Si la pareja del inicio enfrenta un dilema (maléfico, mortal), quienes siguen y acompañan el argumento principal serán réplica simétrica. La reiteración figurativa esconde una misma historia. De la primera pueden intuirse aspectos, en la segunda los detalles son más significativos, aunque tampoco puedan aclararse de modo taxativo, al menos desde una primera instancia. En todo caso, de lo que se trata es del trauma que una pareja atraviesa tras la pérdida de uno de sus pequeños hijos. La abuela, por su parte, no está bien de la cabeza, o al menos es eso lo que se cree. Ella, de hecho, fue una de las protagonistas del suceso trágico (algo que el film sabrá cuándo narrar, y de modo sesgado). Pero la abuela esconde otros matices, que dicen de manera más profunda, como si supiera algo que ya no puede describir o decir. Por otro lado, hay una anciana ciega que se les aparecerá a estos padres en crisis, con una alerta en ciernes: la puerta está otra vez abierta, les dice; el ingreso o egreso de ese otro lado ‑la cueva‑ nuevamente sucederá.

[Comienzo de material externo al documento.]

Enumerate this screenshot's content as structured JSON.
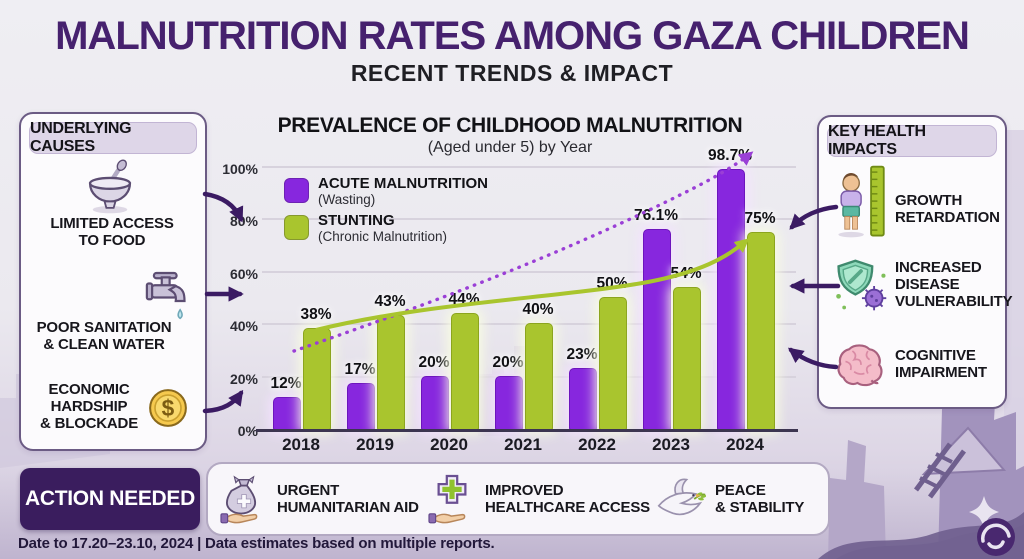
{
  "header": {
    "title": "MALNUTRITION RATES AMONG GAZA CHILDREN",
    "subtitle": "RECENT TRENDS & IMPACT"
  },
  "causes_panel": {
    "title": "UNDERLYING CAUSES",
    "items": [
      {
        "icon": "bowl-icon",
        "label": "LIMITED ACCESS\nTO FOOD"
      },
      {
        "icon": "faucet-icon",
        "label": "POOR SANITATION\n& CLEAN WATER"
      },
      {
        "icon": "coin-icon",
        "icon_glyph": "$",
        "label": "ECONOMIC\nHARDSHIP\n& BLOCKADE"
      }
    ]
  },
  "impacts_panel": {
    "title": "KEY HEALTH IMPACTS",
    "items": [
      {
        "icon": "child-height-icon",
        "label": "GROWTH\nRETARDATION"
      },
      {
        "icon": "shield-virus-icon",
        "label": "INCREASED\nDISEASE\nVULNERABILITY"
      },
      {
        "icon": "brain-icon",
        "label": "COGNITIVE\nIMPAIRMENT"
      }
    ]
  },
  "chart_data": {
    "type": "bar",
    "title": "PREVALENCE OF CHILDHOOD MALNUTRITION",
    "subtitle": "(Aged under 5) by Year",
    "categories": [
      "2018",
      "2019",
      "2020",
      "2021",
      "2022",
      "2023",
      "2024"
    ],
    "series": [
      {
        "name": "ACUTE MALNUTRITION",
        "subname": "(Wasting)",
        "color": "#8727de",
        "values": [
          12,
          17,
          20,
          20,
          23,
          76.1,
          98.7
        ],
        "labels": [
          "12%",
          "17%",
          "20%",
          "20%",
          "23%",
          "76.1%",
          "98.7%"
        ]
      },
      {
        "name": "STUNTING",
        "subname": "(Chronic Malnutrition)",
        "color": "#a9c52e",
        "values": [
          38,
          43,
          44,
          40,
          50,
          54,
          75
        ],
        "labels": [
          "38%",
          "43%",
          "44%",
          "40%",
          "50%",
          "54%",
          "75%"
        ]
      }
    ],
    "ylim": [
      0,
      100
    ],
    "ytick_values": [
      0,
      20,
      40,
      60,
      80,
      100
    ],
    "yticks": [
      "0%",
      "20%",
      "40%",
      "60%",
      "80%",
      "100%"
    ],
    "grid": true,
    "legend_position": "upper-left-inside",
    "annotations": [
      "rising dotted trend arrow (acute)",
      "rising solid trend line (stunting)"
    ]
  },
  "actions": {
    "title": "ACTION NEEDED",
    "items": [
      {
        "icon": "aid-bag-icon",
        "label": "URGENT\nHUMANITARIAN AID"
      },
      {
        "icon": "healthcare-cross-icon",
        "label": "IMPROVED\nHEALTHCARE ACCESS"
      },
      {
        "icon": "dove-icon",
        "label": "PEACE\n& STABILITY"
      }
    ]
  },
  "footer": {
    "note": "Date to 17.20–23.10, 2024 | Data estimates based on multiple reports."
  },
  "colors": {
    "title_purple": "#46216e",
    "bar_purple": "#8727de",
    "bar_green": "#a9c52e",
    "action_bg": "#3a1d5e",
    "arrow_purple": "#3b1b63"
  }
}
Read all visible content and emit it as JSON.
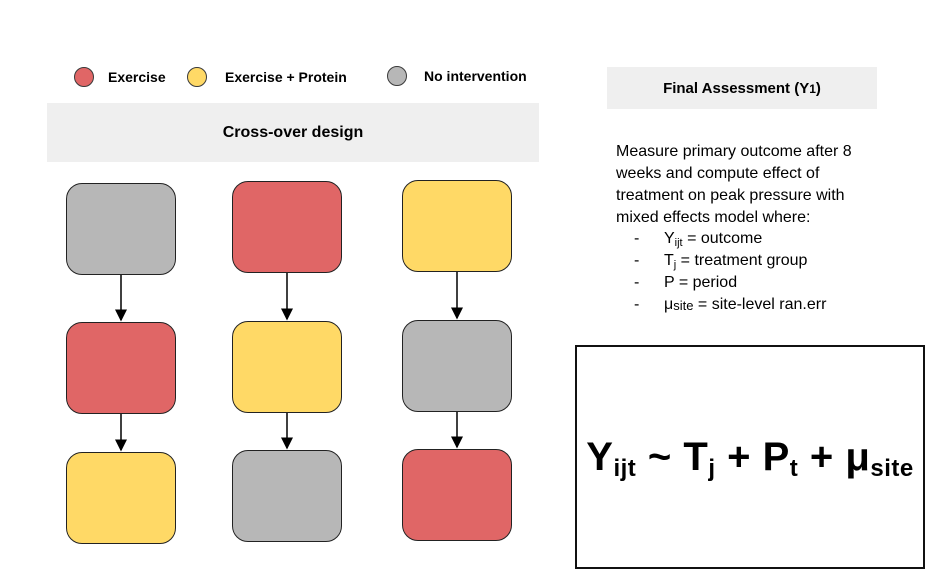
{
  "legend": [
    {
      "label": "Exercise",
      "color": "#e06666"
    },
    {
      "label": "Exercise + Protein",
      "color": "#ffd966"
    },
    {
      "label": "No intervention",
      "color": "#b7b7b7"
    }
  ],
  "crossover": {
    "title": "Cross-over design",
    "columns": [
      [
        "No intervention",
        "Exercise",
        "Exercise + Protein"
      ],
      [
        "Exercise",
        "Exercise + Protein",
        "No intervention"
      ],
      [
        "Exercise + Protein",
        "No intervention",
        "Exercise"
      ]
    ]
  },
  "assessment": {
    "title_main": "Final Assessment (Y",
    "title_sub": "1",
    "title_end": ")",
    "description": "Measure primary outcome after 8 weeks and compute effect of treatment on peak pressure with mixed effects model where:",
    "items": [
      {
        "dash": "-",
        "symbol": "Y",
        "sub": "ijt",
        "text": " = outcome"
      },
      {
        "dash": "-",
        "symbol": "T",
        "sub": "j",
        "text": " = treatment group"
      },
      {
        "dash": "-",
        "symbol": "P",
        "sub": "",
        "text": " = period"
      },
      {
        "dash": "-",
        "symbol": "μ",
        "sub": "site",
        "text": " = site-level ran.err"
      }
    ]
  },
  "formula": {
    "y": "Y",
    "y_sub": "ijt",
    "tilde": " ~ ",
    "t": "T",
    "t_sub": "j",
    "plus1": " + ",
    "p": "P",
    "p_sub": "t",
    "plus2": " + ",
    "mu": "μ",
    "mu_sub": "site"
  }
}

De esta manera, hay un límite que se traza entre la oscuridad y la luz, con personajes cuya vista dañada y ánimo trastocados evidencian haber visto o sentido lo que no se debía. Allí las marcas en el cuerpo, como recuerdos que no se olvidan ni debieran referirse. De todos modos, la anciana ciega sabrá explicar la historia de un demonio adorado por magos. Uno de ellos, devoto, se volvió su huésped, un cuerpo que el demonio habrá de habitar para luego reiterar otras víctimas. Allí, entonces, la hija del mago, receptáculo preferido por su alma pura.
Es desde esta niña cómo la maldición se propaga. Tan dulce y pequeña, que difícilmente podría decirse guarde consigo algo indecible. Su aparición será, justamente, a la mamá, quien le dará cobijo en el hogar, y en la habitación contigua a la de su propia hija. Este efecto espejado tendrá consistencia durante todo el film, mientras la niña misteriosa no dice palabra hasta que decide repetir lo que escucha. La absorción del lugar, de sus costumbres y afectos, comienza.
Lo extraordinario es cómo el film narra mientras introduce ambigüedad. Porque la niña maldita tiene, además de candor y timidez, un cuerpo golpeado, lacerado; está perdida. No sólo oficia como duplicación de la hija verdadera (de quien adoptará, de hecho, el mismo nombre) sino también como sustituto progresivo del hijo que ya no está. A la vez, las lágrimas de la pequeña sucederán cuando algo torcido deba ocurrir, alterando la simpatía/antipatía que sobre sí podrían suponerse.
Así como sucede con los insectos que no pueden evitar dirigirse a la luz eléctrica que los mata ‑imagen que el film reitera‑, otro tanto sucederá con ese foco de atracción que supone la cueva hundida en el bosque. Dentro suyo descansa la resolución del misterio, pero también la sujeción respecto de una pena que no podrá diluirse. Habrá que estar atento a estas cuestiones para entender no sólo el comportamiento de los personajes "vivos", sino también el de los fantasmas que por allí rondan.
En otras palabras, ¿desde cuál lado del espejo se está narrando la película? Hay indicios suficientes como para suponer que se trata de un acento indistinto.